Traci Letts’ son Mike was cautious, shy and ‘just wanted to snuggle’ growing up. Like so many other kids, Mike played hockey, he loved to cook and was an avid reader. He also struggled with self-esteem and confidence, which his mom says may have played a part in leading him to what ultimately became an addiction. “It actually made him in his world feel a little bit more normal, like he was able to fit into his peer group, fit into the high school,” Traci told The Vassy Kapelos Show.

Mike suffered from his addiction for years, and his family navigated it all beside him. Learning of the severity of Mike’s addiction from his ex-girlfriend, Traci says it threw the whole family into chaos. “We didn’t know what to do; there was no there’s no handbook.”

Traci’s experience within and outside of the system is one that tens of thousands of Canadian families are enduring. The support systems in place are hard to figure out, and don’t come anywhere close in scope to what’s necessary to combat the scale of the crisis in this country. “The resources and the systems that we really thought were in place to support families…were non-existent,” Traci said. “That really made it more difficult to find a pathway for all of us to move forward.”

The most recently available data from the federal government shows that on average 22 people a day are dying in this country from opioid toxicity. Another 17 are being hospitalized and 80 a day are visiting an emergency room because of opioid-related poisoning. Drug overdoses are now the leading cause of death for youths 10 to 18 years old in British Columbia and a study this week published in the Canadian Medical Association Journal found over a quarter of deaths among Canadians aged 20-39 between 2019 and 2021 were linked to opioids.

Traci’s son Mike is among those who lost his life to addiction.

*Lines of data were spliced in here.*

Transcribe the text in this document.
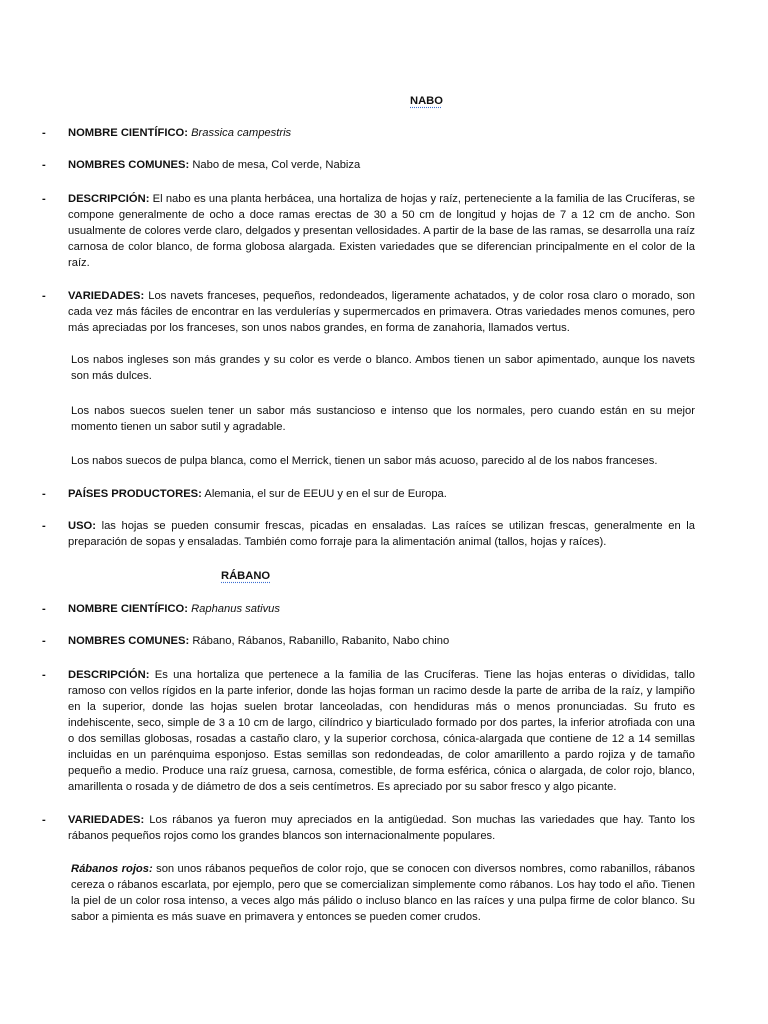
NABO
- NOMBRE CIENTÍFICO: Brassica campestris
- NOMBRES COMUNES: Nabo de mesa, Col verde, Nabiza
- DESCRIPCIÓN: El nabo es una planta herbácea, una hortaliza de hojas y raíz, perteneciente a la familia de las Crucíferas, se compone generalmente de ocho a doce ramas erectas de 30 a 50 cm de longitud y hojas de 7 a 12 cm de ancho. Son usualmente de colores verde claro, delgados y presentan vellosidades. A partir de la base de las ramas, se desarrolla una raíz carnosa de color blanco, de forma globosa alargada. Existen variedades que se diferencian principalmente en el color de la raíz.
- VARIEDADES: Los navets franceses, pequeños, redondeados, ligeramente achatados, y de color rosa claro o morado, son cada vez más fáciles de encontrar en las verdulerías y supermercados en primavera. Otras variedades menos comunes, pero más apreciadas por los franceses, son unos nabos grandes, en forma de zanahoria, llamados vertus.
Los nabos ingleses son más grandes y su color es verde o blanco. Ambos tienen un sabor apimentado, aunque los navets son más dulces.
Los nabos suecos suelen tener un sabor más sustancioso e intenso que los normales, pero cuando están en su mejor momento tienen un sabor sutil y agradable.
Los nabos suecos de pulpa blanca, como el Merrick, tienen un sabor más acuoso, parecido al de los nabos franceses.
- PAÍSES PRODUCTORES: Alemania, el sur de EEUU y en el sur de Europa.
- USO: las hojas se pueden consumir frescas, picadas en ensaladas. Las raíces se utilizan frescas, generalmente en la preparación de sopas y ensaladas. También como forraje para la alimentación animal (tallos, hojas y raíces).
RÁBANO
- NOMBRE CIENTÍFICO: Raphanus sativus
- NOMBRES COMUNES: Rábano, Rábanos, Rabanillo, Rabanito, Nabo chino
- DESCRIPCIÓN: Es una hortaliza que pertenece a la familia de las Crucíferas. Tiene las hojas enteras o divididas, tallo ramoso con vellos rígidos en la parte inferior, donde las hojas forman un racimo desde la parte de arriba de la raíz, y lampiño en la superior, donde las hojas suelen brotar lanceoladas, con hendiduras más o menos pronunciadas. Su fruto es indehiscente, seco, simple de 3 a 10 cm de largo, cilíndrico y biarticulado formado por dos partes, la inferior atrofiada con una o dos semillas globosas, rosadas a castaño claro, y la superior corchosa, cónica-alargada que contiene de 12 a 14 semillas incluidas en un parénquima esponjoso. Estas semillas son redondeadas, de color amarillento a pardo rojiza y de tamaño pequeño a medio. Produce una raíz gruesa, carnosa, comestible, de forma esférica, cónica o alargada, de color rojo, blanco, amarillenta o rosada y de diámetro de dos a seis centímetros. Es apreciado por su sabor fresco y algo picante.
- VARIEDADES: Los rábanos ya fueron muy apreciados en la antigüedad. Son muchas las variedades que hay. Tanto los rábanos pequeños rojos como los grandes blancos son internacionalmente populares.
Rábanos rojos: son unos rábanos pequeños de color rojo, que se conocen con diversos nombres, como rabanillos, rábanos cereza o rábanos escarlata, por ejemplo, pero que se comercializan simplemente como rábanos. Los hay todo el año. Tienen la piel de un color rosa intenso, a veces algo más pálido o incluso blanco en las raíces y una pulpa firme de color blanco. Su sabor a pimienta es más suave en primavera y entonces se pueden comer crudos.
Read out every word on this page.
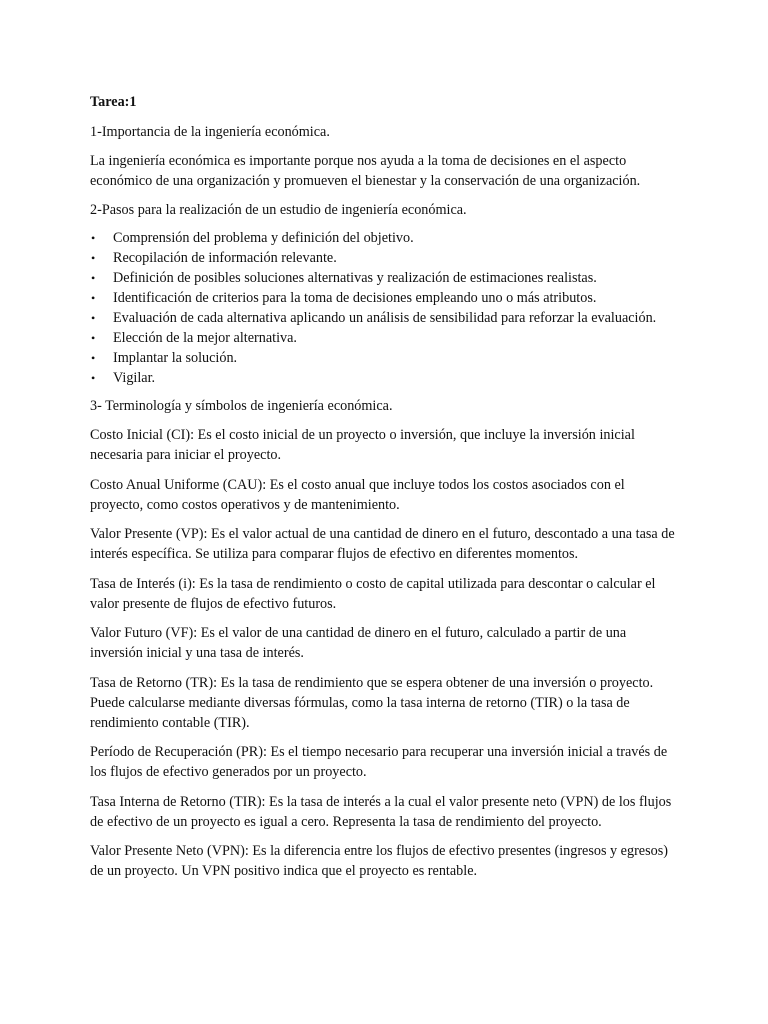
Tarea:1
1-Importancia de la ingeniería económica.
La ingeniería económica es importante porque nos ayuda a la toma de decisiones en el aspecto económico de una organización y promueven el bienestar y la conservación de una organización.
2-Pasos para la realización de un estudio de ingeniería económica.
• Comprensión del problema y definición del objetivo.
• Recopilación de información relevante.
• Definición de posibles soluciones alternativas y realización de estimaciones realistas.
• Identificación de criterios para la toma de decisiones empleando uno o más atributos.
• Evaluación de cada alternativa aplicando un análisis de sensibilidad para reforzar la evaluación.
• Elección de la mejor alternativa.
• Implantar la solución.
• Vigilar.
3- Terminología y símbolos de ingeniería económica.
Costo Inicial (CI): Es el costo inicial de un proyecto o inversión, que incluye la inversión inicial necesaria para iniciar el proyecto.
Costo Anual Uniforme (CAU): Es el costo anual que incluye todos los costos asociados con el proyecto, como costos operativos y de mantenimiento.
Valor Presente (VP): Es el valor actual de una cantidad de dinero en el futuro, descontado a una tasa de interés específica. Se utiliza para comparar flujos de efectivo en diferentes momentos.
Tasa de Interés (i): Es la tasa de rendimiento o costo de capital utilizada para descontar o calcular el valor presente de flujos de efectivo futuros.
Valor Futuro (VF): Es el valor de una cantidad de dinero en el futuro, calculado a partir de una inversión inicial y una tasa de interés.
Tasa de Retorno (TR): Es la tasa de rendimiento que se espera obtener de una inversión o proyecto. Puede calcularse mediante diversas fórmulas, como la tasa interna de retorno (TIR) o la tasa de rendimiento contable (TIR).
Período de Recuperación (PR): Es el tiempo necesario para recuperar una inversión inicial a través de los flujos de efectivo generados por un proyecto.
Tasa Interna de Retorno (TIR): Es la tasa de interés a la cual el valor presente neto (VPN) de los flujos de efectivo de un proyecto es igual a cero. Representa la tasa de rendimiento del proyecto.
Valor Presente Neto (VPN): Es la diferencia entre los flujos de efectivo presentes (ingresos y egresos) de un proyecto. Un VPN positivo indica que el proyecto es rentable.
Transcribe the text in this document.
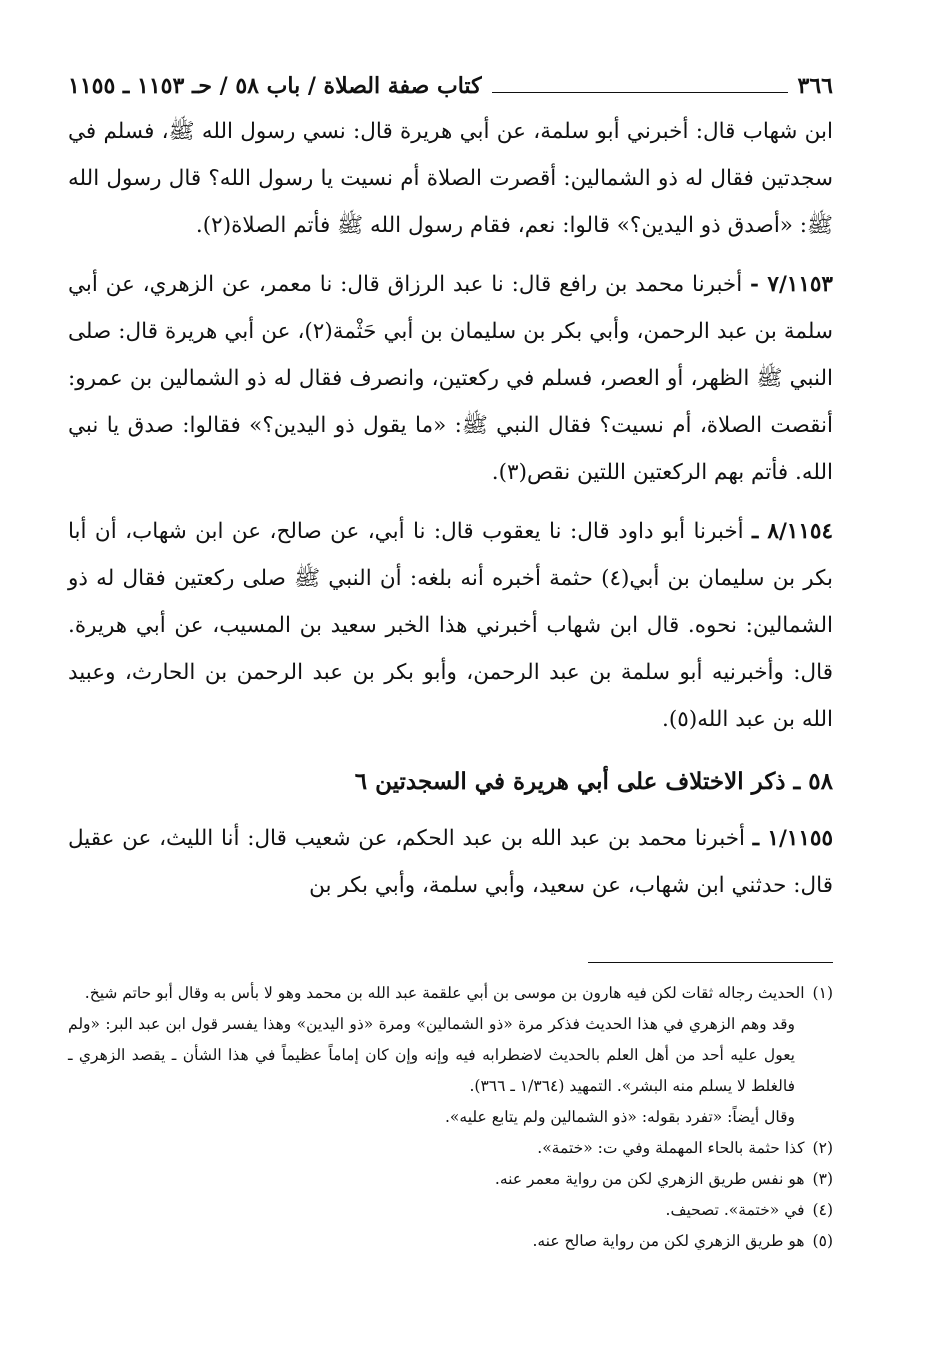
٣٦٦
كتاب صفة الصلاة / باب ٥٨ / حـ ١١٥٣ ـ ١١٥٥

ابن شهاب قال: أخبرني أبو سلمة، عن أبي هريرة قال: نسي رسول الله ﷺ، فسلم في سجدتين فقال له ذو الشمالين: أقصرت الصلاة أم نسيت يا رسول الله؟ قال رسول الله ﷺ: «أصدق ذو اليدين؟» قالوا: نعم، فقام رسول الله ﷺ فأتم الصلاة(٢).

٧/١١٥٣ - أخبرنا محمد بن رافع قال: نا عبد الرزاق قال: نا معمر، عن الزهري، عن أبي سلمة بن عبد الرحمن، وأبي بكر بن سليمان بن أبي حَثْمة(٢)، عن أبي هريرة قال: صلى النبي ﷺ الظهر، أو العصر، فسلم في ركعتين، وانصرف فقال له ذو الشمالين بن عمرو: أنقصت الصلاة، أم نسيت؟ فقال النبي ﷺ: «ما يقول ذو اليدين؟» فقالوا: صدق يا نبي الله. فأتم بهم الركعتين اللتين نقص(٣).

٨/١١٥٤ ـ أخبرنا أبو داود قال: نا يعقوب قال: نا أبي، عن صالح، عن ابن شهاب، أن أبا بكر بن سليمان بن أبي(٤) حثمة أخبره أنه بلغه: أن النبي ﷺ صلى ركعتين فقال له ذو الشمالين: نحوه. قال ابن شهاب أخبرني هذا الخبر سعيد بن المسيب، عن أبي هريرة. قال: وأخبرنيه أبو سلمة بن عبد الرحمن، وأبو بكر بن عبد الرحمن بن الحارث، وعبيد الله بن عبد الله(٥).

٥٨ ـ ذكر الاختلاف على أبي هريرة في السجدتين ٦

١/١١٥٥ ـ أخبرنا محمد بن عبد الله بن عبد الحكم، عن شعيب قال: أنا الليث، عن عقيل قال: حدثني ابن شهاب، عن سعيد، وأبي سلمة، وأبي بكر بن

(١)
الحديث رجاله ثقات لكن فيه هارون بن موسى بن أبي علقمة عبد الله بن محمد وهو لا بأس به وقال أبو حاتم شيخ.
وقد وهم الزهري في هذا الحديث فذكر مرة «ذو الشمالين» ومرة «ذو اليدين» وهذا يفسر قول ابن عبد البر: «ولم يعول عليه أحد من أهل العلم بالحديث لاضطرابه فيه وإنه وإن كان إماماً عظيماً في هذا الشأن ـ يقصد الزهري ـ فالغلط لا يسلم منه البشر». التمهيد (١/٣٦٤ ـ ٣٦٦).
وقال أيضاً: «تفرد بقوله: «ذو الشمالين ولم يتابع عليه».
(٢)
كذا حثمة بالحاء المهملة وفي ت: «ختمة».
(٣)
هو نفس طريق الزهري لكن من رواية معمر عنه.
(٤)
في «ختمة». تصحيف.
(٥)
هو طريق الزهري لكن من رواية صالح عنه.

He passed away at the age of 31, and Traci had dedicated much of her time to try to reduce the stigma around addiction, sound an alarm about the crisis level it has reached in Canada – and force political leaders to do something about it. She feels the lives of people like her son have been weaponized for political purposes – “that’s what it feels like they’re doing,” she said. “One side says one thing, the other side says something else: we should be working together – this should be a nonpartisan issue.”

In our series Digging Deeper, we’re taking a closer look at this crisis in four parts: talking to Traci about her family’s experience losing Mike, to Chris Cull who lived with his addiction for more than a decade and explains what it’s like to endure, to Dr. Monty Gosh about the science behind addiction and what happens to our brains, and to Marcus Gee about the debate raging on how to address the opioid crisis.